Earlier, I'd mentioned thinking that Phil had spent the rest of his life trying to figure out what happened in March 74 (and, in the end, rejected all his explanations). I'm amazed to discover how many others are asking the same question. One needn't look far to find gnostic, drug, and mind control/brain implant explanations--not to mention "little green men" and those Russians. And there are, de rigeur,  a plethora of psychological explanations. Some said he was paranoid (that though seems to me a viable survival strategy). Others say he was schizowhatever. A self-proclaimed "real" psychiatrist who spent one whole afternoon  with Phil said he (that is, Phil) was bipolar; I'd guess that he (the psychiatrist, who, in his insights, managed to trash numerous others' perspectives) is one of those who is rarely in doubt (but rarely correct).
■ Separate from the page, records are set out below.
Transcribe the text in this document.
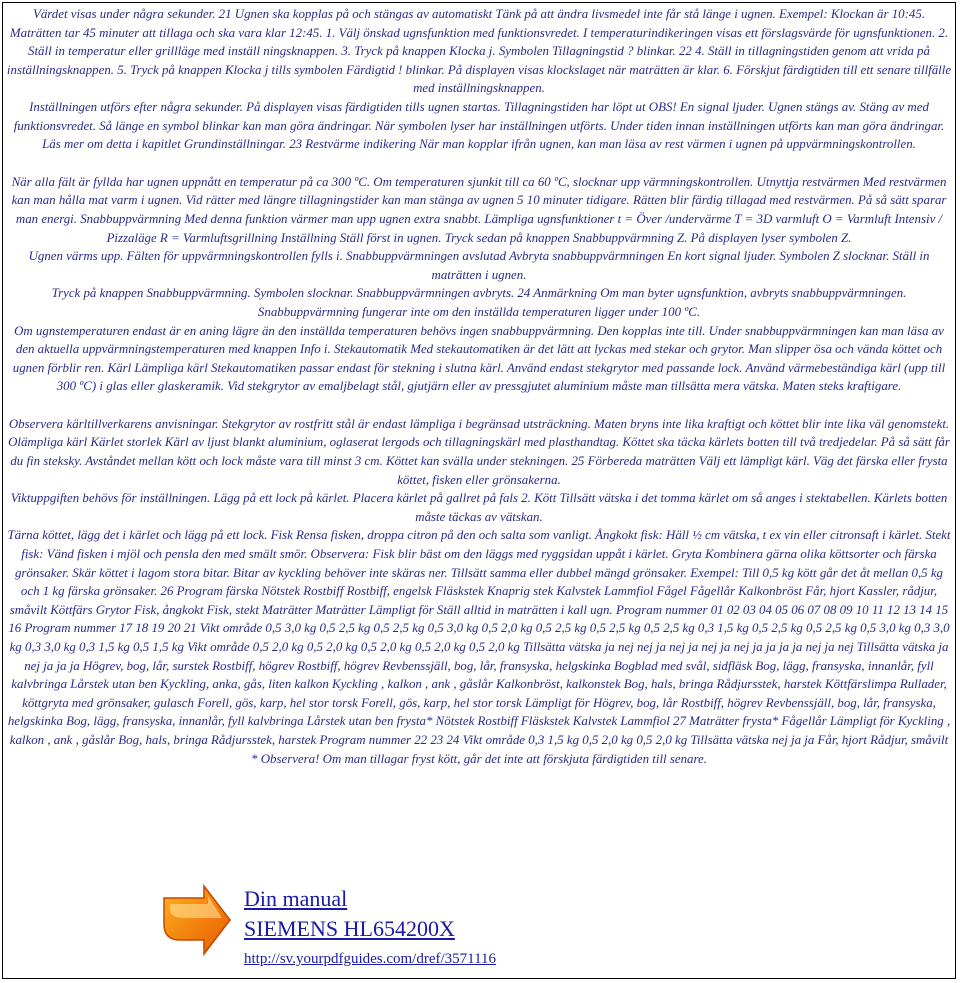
Värdet visas under några sekunder. 21 Ugnen ska kopplas på och stängas av automatiskt Tänk på att ändra livsmedel inte får stå länge i ugnen. Exempel: Klockan är 10:45. Maträtten tar 45 minuter att tillaga och ska vara klar 12:45. 1. Välj önskad ugnsfunktion med funktionsvredet. I temperaturindikeringen visas ett förslagsvärde för ugnsfunktionen. 2. Ställ in temperatur eller grillläge med inställ ningsknappen. 3. Tryck på knappen Klocka j. Symbolen Tillagningstid ? blinkar. 22 4. Ställ in tillagningstiden genom att vrida på inställningsknappen. 5. Tryck på knappen Klocka j tills symbolen Färdigtid ! blinkar. På displayen visas klockslaget när maträtten är klar. 6. Förskjut färdigtiden till ett senare tillfälle med inställningsknappen.

Inställningen utförs efter några sekunder. På displayen visas färdigtiden tills ugnen startas. Tillagningstiden har löpt ut OBS! En signal ljuder. Ugnen stängs av. Stäng av med funktionsvredet. Så länge en symbol blinkar kan man göra ändringar. När symbolen lyser har inställningen utförts. Under tiden innan inställningen utförts kan man göra ändringar. Läs mer om detta i kapitlet Grundinställningar. 23 Restvärme indikering När man kopplar ifrån ugnen, kan man läsa av rest värmen i ugnen på uppvärmningskontrollen.

När alla fält är fyllda har ugnen uppnått en temperatur på ca 300 ºC. Om temperaturen sjunkit till ca 60 ºC, slocknar upp värmningskontrollen. Utnyttja restvärmen Med restvärmen kan man hålla mat varm i ugnen. Vid rätter med längre tillagningstider kan man stänga av ugnen 5 10 minuter tidigare. Rätten blir färdig tillagad med restvärmen. På så sätt sparar man energi. Snabbuppvärmning Med denna funktion värmer man upp ugnen extra snabbt. Lämpliga ugnsfunktioner t = Över /undervärme T = 3D varmluft O = Varmluft Intensiv / Pizzaläge R = Varmluftsgrillning Inställning Ställ först in ugnen. Tryck sedan på knappen Snabbuppvärmning Z. På displayen lyser symbolen Z.

Ugnen värms upp. Fälten för uppvärmningskontrollen fylls i. Snabbuppvärmningen avslutad Avbryta snabbuppvärmningen En kort signal ljuder. Symbolen Z slocknar. Ställ in maträtten i ugnen.

Tryck på knappen Snabbuppvärmning. Symbolen slocknar. Snabbuppvärmningen avbryts. 24 Anmärkning Om man byter ugnsfunktion, avbryts snabbuppvärmningen. Snabbuppvärmning fungerar inte om den inställda temperaturen ligger under 100 ºC.

Om ugnstemperaturen endast är en aning lägre än den inställda temperaturen behövs ingen snabbuppvärmning. Den kopplas inte till. Under snabbuppvärmningen kan man läsa av den aktuella uppvärmningstemperaturen med knappen Info i. Stekautomatik Med stekautomatiken är det lätt att lyckas med stekar och grytor. Man slipper ösa och vända köttet och ugnen förblir ren. Kärl Lämpliga kärl Stekautomatiken passar endast för stekning i slutna kärl. Använd endast stekgrytor med passande lock. Använd värmebeständiga kärl (upp till 300 ºC) i glas eller glaskeramik. Vid stekgrytor av emaljbelagt stål, gjutjärn eller av pressgjutet aluminium måste man tillsätta mera vätska. Maten steks kraftigare.

Observera kärltillverkarens anvisningar. Stekgrytor av rostfritt stål är endast lämpliga i begränsad utsträckning. Maten bryns inte lika kraftigt och köttet blir inte lika väl genomstekt. Olämpliga kärl Kärlet storlek Kärl av ljust blankt aluminium, oglaserat lergods och tillagningskärl med plasthandtag. Köttet ska täcka kärlets botten till två tredjedelar. På så sätt får du fin steksky. Avståndet mellan kött och lock måste vara till minst 3 cm. Köttet kan svälla under stekningen. 25 Förbereda maträtten Välj ett lämpligt kärl. Väg det färska eller frysta köttet, fisken eller grönsakerna.

Viktuppgiften behövs för inställningen. Lägg på ett lock på kärlet. Placera kärlet på gallret på fals 2. Kött Tillsätt vätska i det tomma kärlet om så anges i stektabellen. Kärlets botten måste täckas av vätskan.

Tärna köttet, lägg det i kärlet och lägg på ett lock. Fisk Rensa fisken, droppa citron på den och salta som vanligt. Ångkokt fisk: Häll ½ cm vätska, t ex vin eller citronsaft i kärlet. Stekt fisk: Vänd fisken i mjöl och pensla den med smält smör. Observera: Fisk blir bäst om den läggs med ryggsidan uppåt i kärlet. Gryta Kombinera gärna olika köttsorter och färska grönsaker. Skär köttet i lagom stora bitar. Bitar av kyckling behöver inte skäras ner. Tillsätt samma eller dubbel mängd grönsaker. Exempel: Till 0,5 kg kött går det åt mellan 0,5 kg och 1 kg färska grönsaker. 26 Program färska Nötstek Rostbiff Rostbiff, engelsk Fläskstek Knaprig stek Kalvstek Lammfiol Fågel Fågellår Kalkonbröst Får, hjort Kassler, rådjur, småvilt Köttfärs Grytor Fisk, ångkokt Fisk, stekt Maträtter Maträtter Lämpligt för Ställ alltid in maträtten i kall ugn. Program nummer 01 02 03 04 05 06 07 08 09 10 11 12 13 14 15 16 Program nummer 17 18 19 20 21 Vikt område 0,5 3,0 kg 0,5 2,5 kg 0,5 2,5 kg 0,5 3,0 kg 0,5 2,0 kg 0,5 2,5 kg 0,5 2,5 kg 0,5 2,5 kg 0,3 1,5 kg 0,5 2,5 kg 0,5 2,5 kg 0,5 3,0 kg 0,3 3,0 kg 0,3 3,0 kg 0,3 1,5 kg 0,5 1,5 kg Vikt område 0,5 2,0 kg 0,5 2,0 kg 0,5 2,0 kg 0,5 2,0 kg 0,5 2,0 kg Tillsätta vätska ja nej nej ja nej ja nej ja nej ja ja ja ja nej ja nej Tillsätta vätska ja nej ja ja ja Högrev, bog, lår, surstek Rostbiff, högrev Rostbiff, högrev Revbenssjäll, bog, lår, fransyska, helgskinka Bogblad med svål, sidfläsk Bog, lägg, fransyska, innanlår, fyll kalvbringa Lårstek utan ben Kyckling, anka, gås, liten kalkon Kyckling , kalkon , ank , gåslår Kalkonbröst, kalkonstek Bog, hals, bringa Rådjursstek, harstek Köttfärslimpa Rullader, köttgryta med grönsaker, gulasch Forell, gös, karp, hel stor torsk Forell, gös, karp, hel stor torsk Lämpligt för Högrev, bog, lår Rostbiff, högrev Revbenssjäll, bog, lår, fransyska, helgskinka Bog, lägg, fransyska, innanlår, fyll kalvbringa Lårstek utan ben frysta* Nötstek Rostbiff Fläskstek Kalvstek Lammfiol 27 Maträtter frysta* Fågellår Lämpligt för Kyckling , kalkon , ank , gåslår Bog, hals, bringa Rådjursstek, harstek Program nummer 22 23 24 Vikt område 0,3 1,5 kg 0,5 2,0 kg 0,5 2,0 kg Tillsätta vätska nej ja ja Får, hjort Rådjur, småvilt * Observera! Om man tillagar fryst kött, går det inte att förskjuta färdigtiden till senare.

Din manual
SIEMENS HL654200X
http://sv.yourpdfguides.com/dref/3571116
Decide for yourself. I don't proselytize. But IMHO none of the preceding are true. Phil's a great, a brilliant writer, equipped with an extraordinary intellect (and wit) --who happened to think and write about what many would consider metaphysical and religious issues. Yeah, he did do drugs (maybe the DEA will exhume him and test his DNA for, well, you know). And crazy things did happen to him, crazy, insane things like losing a daughter. The world is always wider and wilder than we think it is. Phil lived life on the fringes, where it's always more interesting and always less easy to categorize and classify.
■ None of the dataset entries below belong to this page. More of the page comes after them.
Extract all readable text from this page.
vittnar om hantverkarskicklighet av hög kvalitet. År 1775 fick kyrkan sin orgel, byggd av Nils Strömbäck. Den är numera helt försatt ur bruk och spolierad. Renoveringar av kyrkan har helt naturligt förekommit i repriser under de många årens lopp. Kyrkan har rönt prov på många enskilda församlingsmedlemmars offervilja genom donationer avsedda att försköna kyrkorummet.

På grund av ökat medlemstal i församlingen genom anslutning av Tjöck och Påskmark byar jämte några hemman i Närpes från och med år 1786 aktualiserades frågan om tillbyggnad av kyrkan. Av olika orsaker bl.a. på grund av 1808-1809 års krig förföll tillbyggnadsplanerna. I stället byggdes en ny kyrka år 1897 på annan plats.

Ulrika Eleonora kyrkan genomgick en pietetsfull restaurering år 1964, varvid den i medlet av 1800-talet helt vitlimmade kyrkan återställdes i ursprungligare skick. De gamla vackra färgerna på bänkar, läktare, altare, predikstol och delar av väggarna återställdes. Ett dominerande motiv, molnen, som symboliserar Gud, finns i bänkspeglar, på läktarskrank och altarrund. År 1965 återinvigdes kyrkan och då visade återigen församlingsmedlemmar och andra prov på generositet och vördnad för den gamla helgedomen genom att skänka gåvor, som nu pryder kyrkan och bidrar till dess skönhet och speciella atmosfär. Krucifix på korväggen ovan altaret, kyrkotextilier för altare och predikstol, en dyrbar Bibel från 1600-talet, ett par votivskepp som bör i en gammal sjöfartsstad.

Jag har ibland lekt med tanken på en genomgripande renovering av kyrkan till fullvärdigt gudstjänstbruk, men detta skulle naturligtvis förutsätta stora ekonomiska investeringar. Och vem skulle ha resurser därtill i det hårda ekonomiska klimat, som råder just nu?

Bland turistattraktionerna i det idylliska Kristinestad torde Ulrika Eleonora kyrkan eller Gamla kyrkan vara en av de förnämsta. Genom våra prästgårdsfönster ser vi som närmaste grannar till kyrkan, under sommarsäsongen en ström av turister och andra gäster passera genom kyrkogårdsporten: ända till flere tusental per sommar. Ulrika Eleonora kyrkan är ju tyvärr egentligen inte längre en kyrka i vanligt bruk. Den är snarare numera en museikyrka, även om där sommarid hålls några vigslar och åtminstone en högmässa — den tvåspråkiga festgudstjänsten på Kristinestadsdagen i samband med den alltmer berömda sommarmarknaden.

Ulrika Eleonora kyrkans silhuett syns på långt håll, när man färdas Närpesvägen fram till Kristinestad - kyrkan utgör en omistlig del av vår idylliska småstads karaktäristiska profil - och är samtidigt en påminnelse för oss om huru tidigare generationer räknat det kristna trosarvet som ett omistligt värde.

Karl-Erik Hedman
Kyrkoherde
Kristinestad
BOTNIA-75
I'd like to conclude by quoting Lawrence Sutin, one of Phil's biographers. He said that Phil

possessed tremendous passion and courage, driving himself to the limit by probing - in his fiction and in his daily thoughts - questions that most folks shunt aside as "metaphysical" and hence a waste of time. To Phil, the nature of reality and of the human soul were pressing, even painful concerns...How many of us dare to value what we see, hear, feel, and think when it veers away from "official" constructs of reality? ruler_abacus2


1928 [or thereabouts] to 1999 Timeline

5000 years ago dust abacus
2500 years ago bead & wire abacus

1928 Phil's born
1947 I'm born; Reynolds wrap
1957 Sputnik launched; ARPA formed
1966 Ubik

70 Monty Python's spam skit
71 UNIX: the first generation;*   lst INTEL microprocessor chip
72 lst email
74 my lst letter from Phil
76 lst routers and UUCP;   the Apple-I (priced at $666.66);   Bill Gates publicly denounces software piracy
77 Star Wars
79 USENET

80 Gardner Dozois coins the term "cyberpunk"
81 my last letter from Phil;   BITNET;   lst IBM PC running under DOS
82 Phil dies (peace, my friend);  TCP/IP;   Commodore 64
84 DNS;  Bill Gibson speaks of " cyberspace"
86 Al Gore makes reference to the " information superhighway."  It is a loss to history that no one recorded its first roadkill and litter.
87 Nancy Reagan says "say no" to drugs (no, never before breakfast!)
88 release of the Internet "worm," whose name was taken from John Brunner's Shockwave Riders (published a decade earlier);  the term "hacker" enters our vocabulary

90 EFF;  ARCHIE;  Tim Behrens-Lee introduces the "world wide web"
91 GOPHER;  PGP
92 the cleverly named VERONICA (Very Easy Rodent Oriented Net-wide Index to Computerized Archives) & the lame phrase "surfing the internet" introduced (the latter reminds me of the Beach Boys and vapid minds);  CERN puts out the lst browser--freeware
93 NCSA Mosaic;  the Casper Wyoming Star-Tribune becomes the first U.S. newspaper on the net (check out trib.com at your favorite whois if you doubt).
94 Pizza Hut accepts online orders
95 I put out my first web page;  AOLers smarm the net; WWW traffic exceeds FTP traffic
96 microsoft discovers the internet ("Windows 2000; users zilch," the title of one of the many great "I, Cringely" essays, speaks volumes)
97 Gene Roddenberry's ashes make it to the moon
98 goodby, Netscape as we knew you: you fought the good fight
99 Network Solutions disappears the Internic domain lookup site


* Note that (:]), were Phil alive today, as sure as he wrote Ubik, he would be working on a UNIX workstation--two four letter words with the same vowels is too much for mere coincidence (or, well, maybe, perhaps, probably, you're right, a Mac, but let's not quibble). Now, Sherman, be a good boy, and reset the wayback machine.